Semantic Web and Knowledge Services
"The Semantic Web is an extension of the current web in which information is given well-defined meaning, better enabling computers and people to work in cooperation" (Berners-Lee et al., 2001).

Our research in the Semantic Web area looks at the potentials of fusing together advances in a range of disciplines, and applying them in a systemic way to simplify the development of intelligent, knowledge-based web services and to facilitate human access and use of knowledge available on the web.

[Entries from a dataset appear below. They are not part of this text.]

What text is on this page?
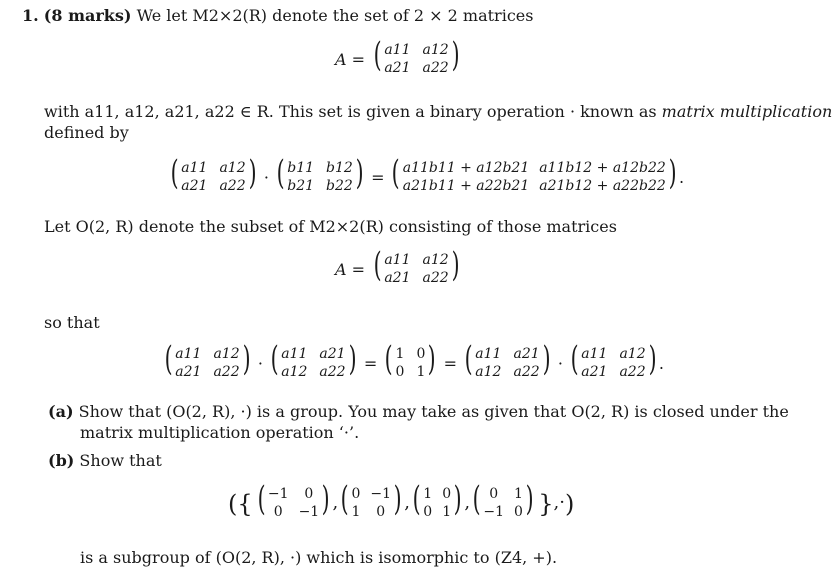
1. (8 marks) We let M2×2(R) denote the set of 2 × 2 matrices
A = ( a11 a12
a21 a22 )
with a11, a12, a21, a22 ∈ R. This set is given a binary operation · known as matrix multiplication
defined by
( a11 a12
a21 a22 ) · ( b11 b12
b21 b22 ) = ( a11b11 + a12b21 a11b12 + a12b22
a21b11 + a22b21 a21b12 + a22b22 ) .
Let O(2, R) denote the subset of M2×2(R) consisting of those matrices
A = ( a11 a12
a21 a22 )
so that
( a11 a12
a21 a22 ) · ( a11 a21
a12 a22 ) = ( 1 0
0 1 ) = ( a11 a21
a12 a22 ) · ( a11 a12
a21 a22 ) .
(a) Show that (O(2, R), ·) is a group. You may take as given that O(2, R) is closed under the
matrix multiplication operation ‘·’.
(b) Show that
( { ( −1	0
0	−1 ) , ( 0 −1
1	0 ) , ( 1 0
0 1 ) , ( 0	1
−1 0 ) } ,· )
is a subgroup of (O(2, R), ·) which is isomorphic to (Z4, +).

For instance, we are exploring ways in which tnatural language interfaces can be used to facilitate access to data distributed over different repositories. We are also developing infrastructures to support rapid development and deployment of semantic web services, which can be used to create web applications on-the-fly. We are also investigating ways in which semantic technology can support learning on the web, through a combination of knowledge representation support, pedagogical theories and intelligent content aggregation mechanisms. Finally, we are also investigating the Semantic Web itself as a domain of analysis and performing large scale empirical studies to uncover data about the concrete epistemologies which can be found on the Semantic Web. This exciting new area of research gives us concrete insights on the different conceptualizations that are present on the Semantic Web by giving us the possibility to discover which are the most common viewpoints, which viewpoints are mutually inconsistent, to what extent different models agree or disagree, etc...

Our aim is to be at the forefront of both theoretical and practical developments on the Semantic Web not only by developing theories and models, but also by building concrete applications, for a variety of domains and user communities, including KMi and the Open University itself.